だからこのはなしが始まった3年前と比べて彼等は成長なんかしてないかも知れないけど、少なくとも同じ過ちを犯さないために、彼等なりに頑張ったんだと思うんだ。その結果、別に彼等が頑張ったからじゃないかも知れないけど、いろんなことが解決したのはやはり彼等がいたからこその巡り合わせだと思うんだよね。
そんな風に、頑張るバカ集団の気持ちが重なりあう瞬間の、一緒にバカなことができる高揚感へのシンパシーこそこの映画の魅力じゃないかなあ。だってやっぱさ。

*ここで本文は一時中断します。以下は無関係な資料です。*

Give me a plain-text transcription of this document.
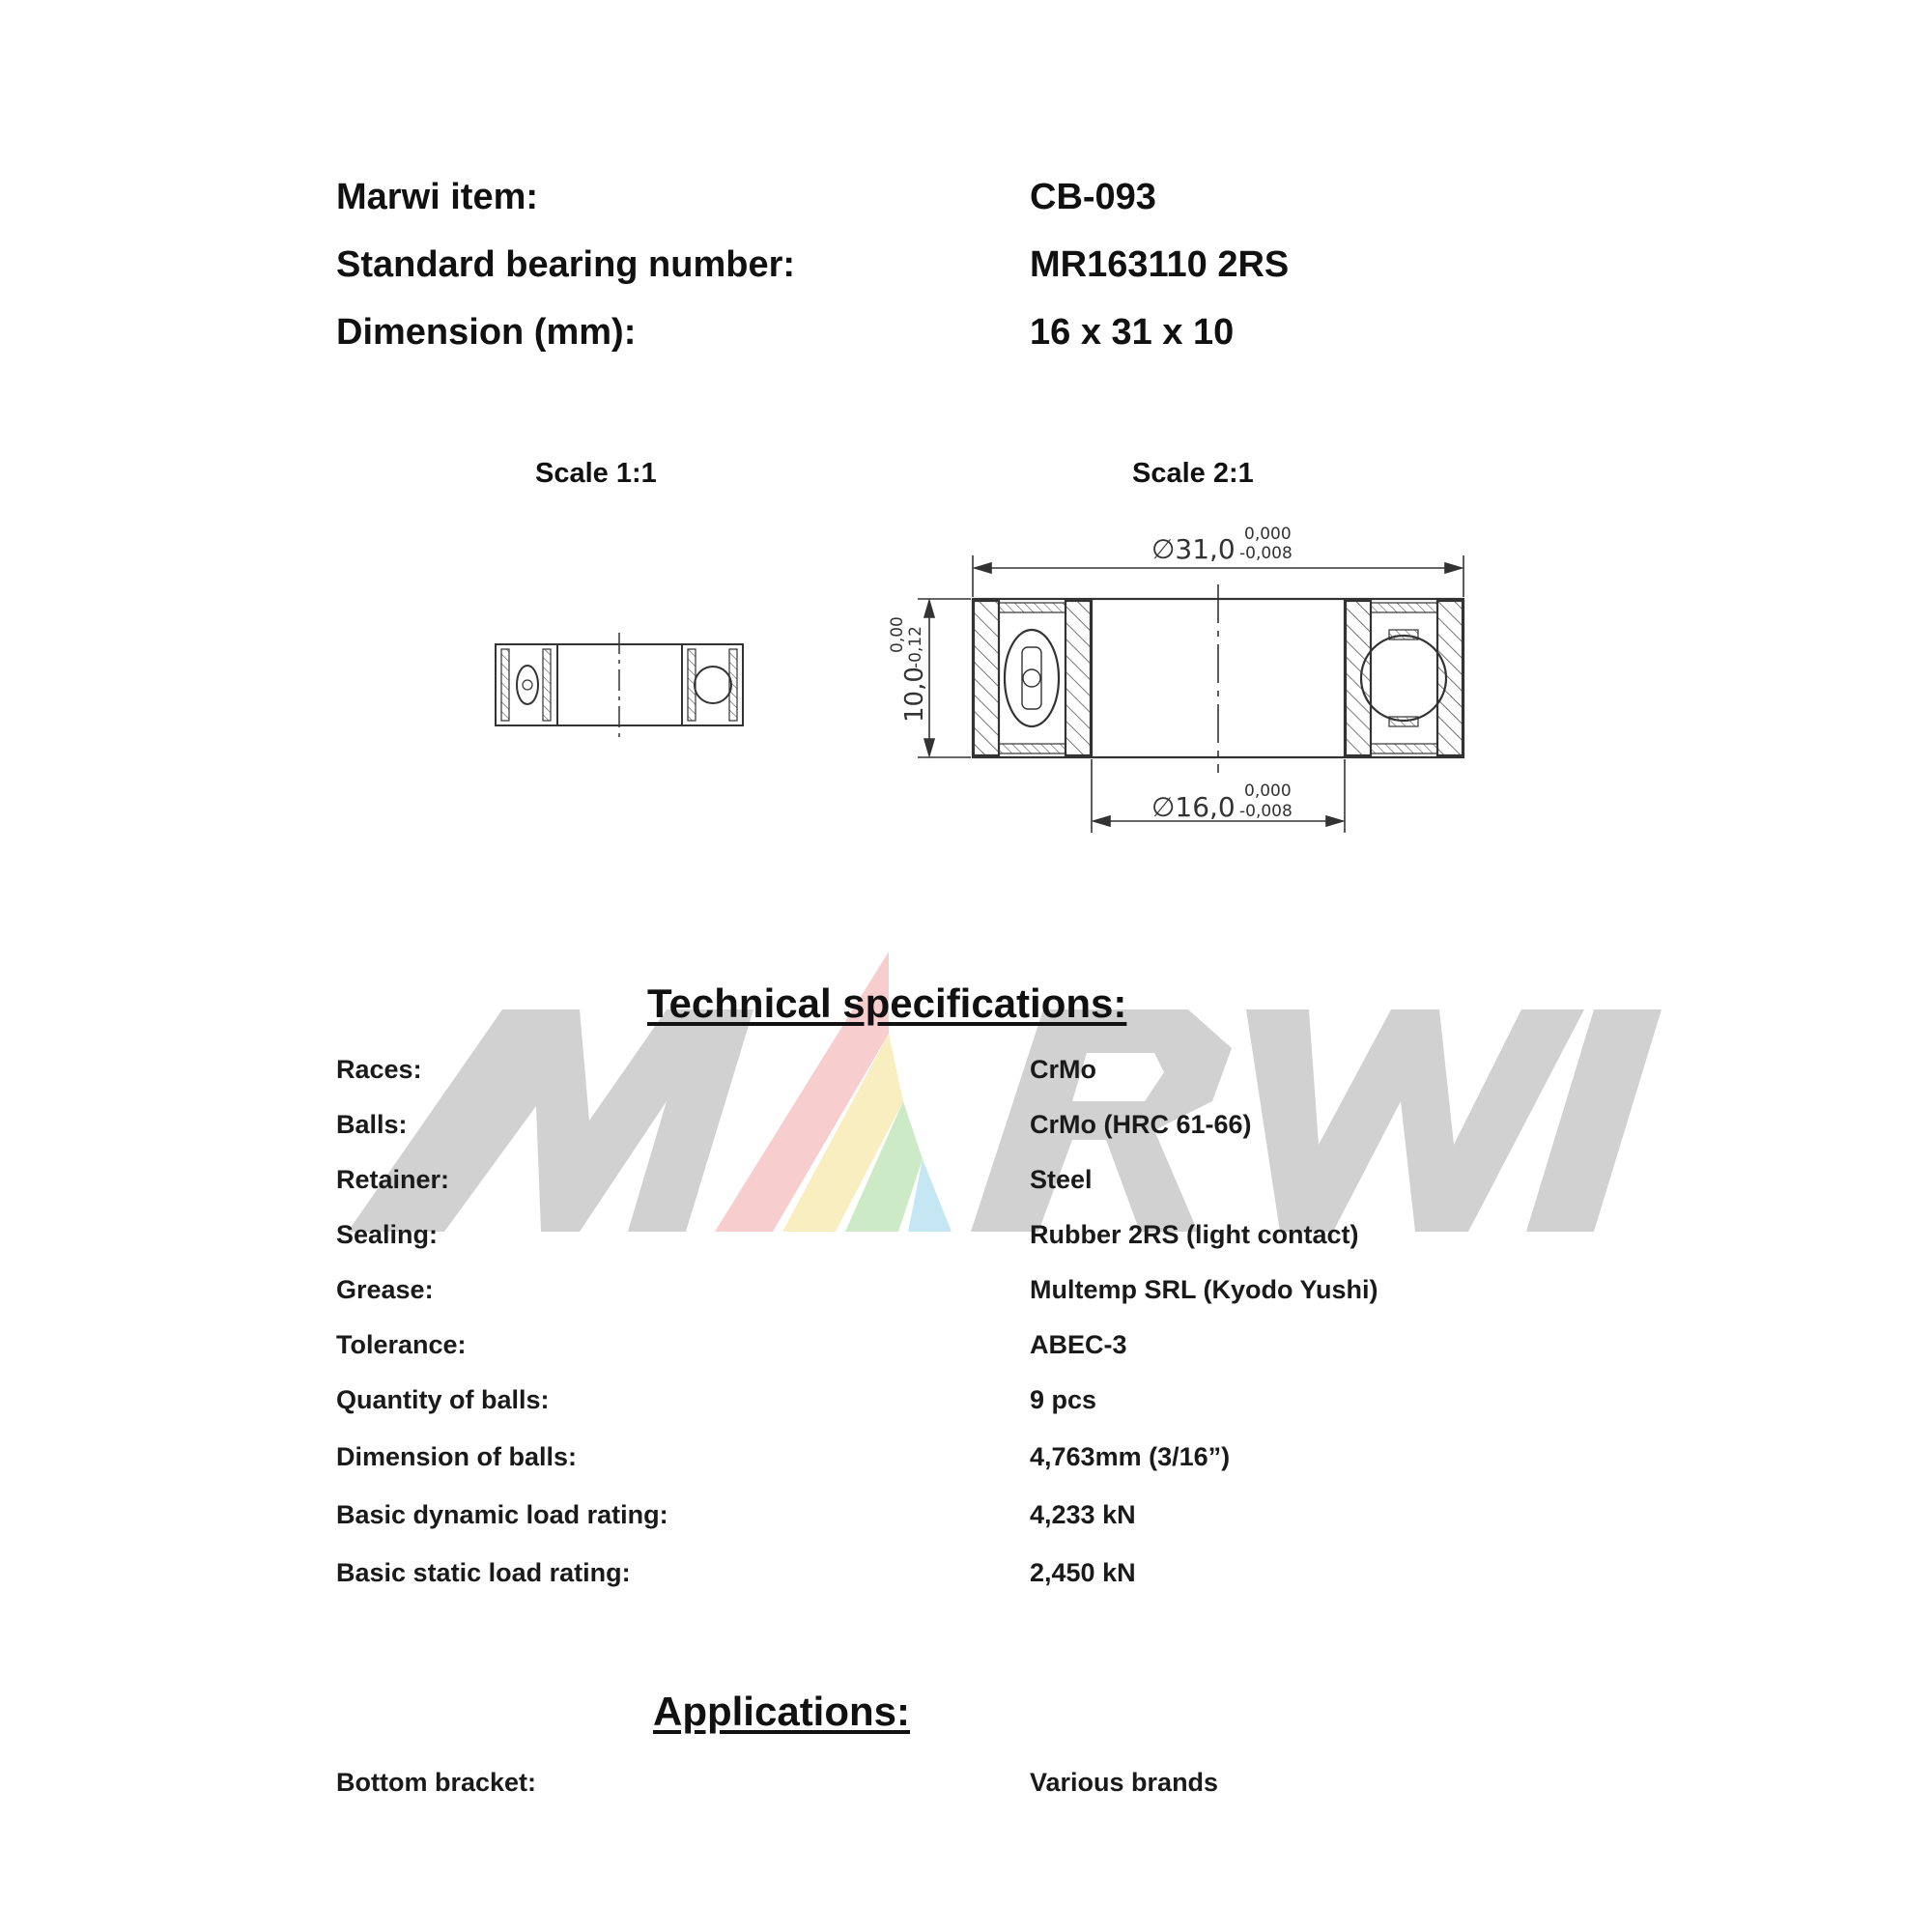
Marwi item:	CB-093
Standard bearing number:	MR163110 2RS
Dimension (mm):	16 x 31 x 10
Scale 1:1	Scale 2:1
∅31,0 0,000
-0,008
∅16,0 0,000
-0,008
10,0
0,00 -0,12
Technical specifications:
Races:	CrMo
Balls:	CrMo (HRC 61-66)
Retainer:	Steel
Sealing:	Rubber 2RS (light contact)
Grease:	Multemp SRL (Kyodo Yushi)
Tolerance:	ABEC-3
Quantity of balls:	9 pcs
Dimension of balls:	4,763mm (3/16”)
Basic dynamic load rating:	4,233 kN
Basic static load rating:	2,450 kN
Applications:
Bottom bracket:	Various brands
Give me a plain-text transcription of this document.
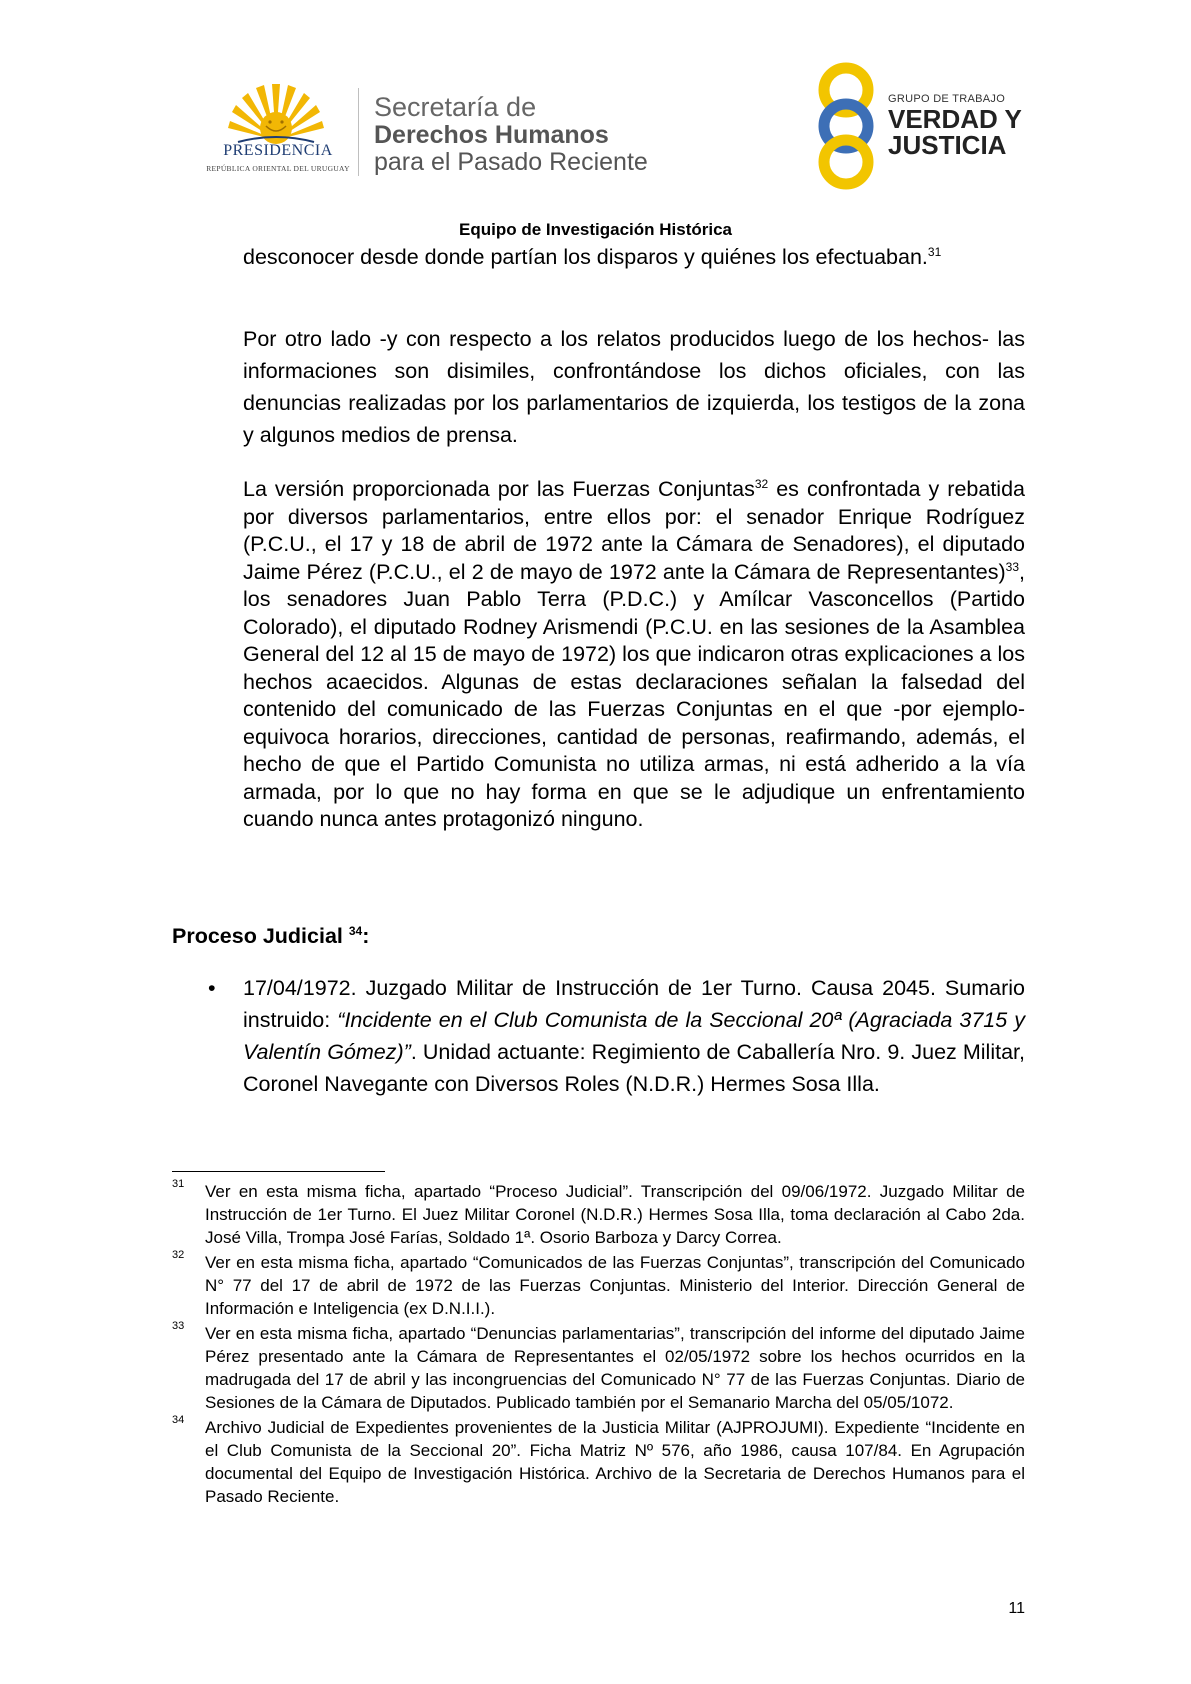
PRESIDENCIA
REPÚBLICA ORIENTAL DEL URUGUAY
Secretaría de
Derechos Humanos
para el Pasado Reciente
GRUPO DE TRABAJO
VERDAD Y
JUSTICIA
Equipo de Investigación Histórica
desconocer desde donde partían los disparos y quiénes los efectuaban.$^{31}$
Por otro lado -y con respecto a los relatos producidos luego de los hechos- las informaciones son disimiles, confrontándose los dichos oficiales, con las denuncias realizadas por los parlamentarios de izquierda, los testigos de la zona y algunos medios de prensa.
La versión proporcionada por las Fuerzas Conjuntas$^{32}$ es confrontada y rebatida por diversos parlamentarios, entre ellos por: el senador Enrique Rodríguez (P.C.U., el 17 y 18 de abril de 1972 ante la Cámara de Senadores), el diputado Jaime Pérez (P.C.U., el 2 de mayo de 1972 ante la Cámara de Representantes)$^{33}$, los senadores Juan Pablo Terra (P.D.C.) y Amílcar Vasconcellos (Partido Colorado), el diputado Rodney Arismendi (P.C.U. en las sesiones de la Asamblea General del 12 al 15 de mayo de 1972) los que indicaron otras explicaciones a los hechos acaecidos. Algunas de estas declaraciones señalan la falsedad del contenido del comunicado de las Fuerzas Conjuntas en el que -por ejemplo- equivoca horarios, direcciones, cantidad de personas, reafirmando, además, el hecho de que el Partido Comunista no utiliza armas, ni está adherido a la vía armada, por lo que no hay forma en que se le adjudique un enfrentamiento cuando nunca antes protagonizó ninguno.
Proceso Judicial $^{34}$:
• 17/04/1972. Juzgado Militar de Instrucción de 1er Turno. Causa 2045. Sumario instruido: “Incidente en el Club Comunista de la Seccional 20ª (Agraciada 3715 y Valentín Gómez)”. Unidad actuante: Regimiento de Caballería Nro. 9. Juez Militar, Coronel Navegante con Diversos Roles (N.D.R.) Hermes Sosa Illa.
31 Ver en esta misma ficha, apartado “Proceso Judicial”. Transcripción del 09/06/1972. Juzgado Militar de Instrucción de 1er Turno. El Juez Militar Coronel (N.D.R.) Hermes Sosa Illa, toma declaración al Cabo 2da. José Villa, Trompa José Farías, Soldado 1ª. Osorio Barboza y Darcy Correa.
32 Ver en esta misma ficha, apartado “Comunicados de las Fuerzas Conjuntas”, transcripción del Comunicado N° 77 del 17 de abril de 1972 de las Fuerzas Conjuntas. Ministerio del Interior. Dirección General de Información e Inteligencia (ex D.N.I.I.).
33 Ver en esta misma ficha, apartado “Denuncias parlamentarias”, transcripción del informe del diputado Jaime Pérez presentado ante la Cámara de Representantes el 02/05/1972 sobre los hechos ocurridos en la madrugada del 17 de abril y las incongruencias del Comunicado N° 77 de las Fuerzas Conjuntas. Diario de Sesiones de la Cámara de Diputados. Publicado también por el Semanario Marcha del 05/05/1072.
34 Archivo Judicial de Expedientes provenientes de la Justicia Militar (AJPROJUMI). Expediente “Incidente en el Club Comunista de la Seccional 20”. Ficha Matriz Nº 576, año 1986, causa 107/84. En Agrupación documental del Equipo de Investigación Histórica. Archivo de la Secretaria de Derechos Humanos para el Pasado Reciente.
11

彼等がどんなにバカでも(バカバカ言うなw)、なにかへの気持ちを共有することにはそれなりの美しさはあると思うし。
というわけで(どんな?)5秒で女を落とす秀人君本人は、5秒で宮城さんへの恋に落ちてたわけですねw?
つっか5秒で落とせるなら3秒でも落とせるんじゃないかと思うんだけど、なんで5秒はかかるんだろうねえw。というのはありつつ、基本的には秀人(綾野剛)ひとりのものでしかない宮城さん(横田栄司)との出会いが、宮城さんの形見とも言うべき曲として遺る。それを演奏することが彼等の“やり残したこと”だ、という理屈は秀人視点視聴者の私としてはとてもウツクシかったですw。
ほんと言うとさ。私は綾野君大好きだけど、役者として小出君や勝地君と同レベルに評価してるわけじゃないんで(だってあの人たち特Aランクよ?)この中に綾野君が入っているのはすごい不安だったよ。でも「そのままでいればそれでいいような人をキャスティングした」とオグリンが言うように、綾野君が岩崎秀人として存在している世界に没頭できたことがすごいうれしかった。ラスト近く空を見上げる秀人のまぶしそうな顔がすごくオトコノコっぽくて、なんか「これ見れただけで良いよー。オグリンありがとうv」とか思ってしまった。いやもちろん他にもいっぱい良いとこありましたよw。
キャスティングとしてすごいはまってたのはもちろんだけど、なんか色々、別にオグリンセクトと見ていたわけでもない人がいっぱい混ざっていることにちょっと笑ったっていうか、なんだか日頃言及している人の同心円みたいな集合で出来てる映画なことに軽く笑ったw。それ以上に、笑って見ていられる映画で良かったと思う。
ラストで美沙(小西真奈美)にふられた巧(小出恵介)を、京平(勝地涼)たちが笑いにきて、「相変わらずバカだなあ」と思わせて終わるのが良かったよ。「こいつらなんも成長なんかしてないんだなあ」ってはなしだっていうところがね。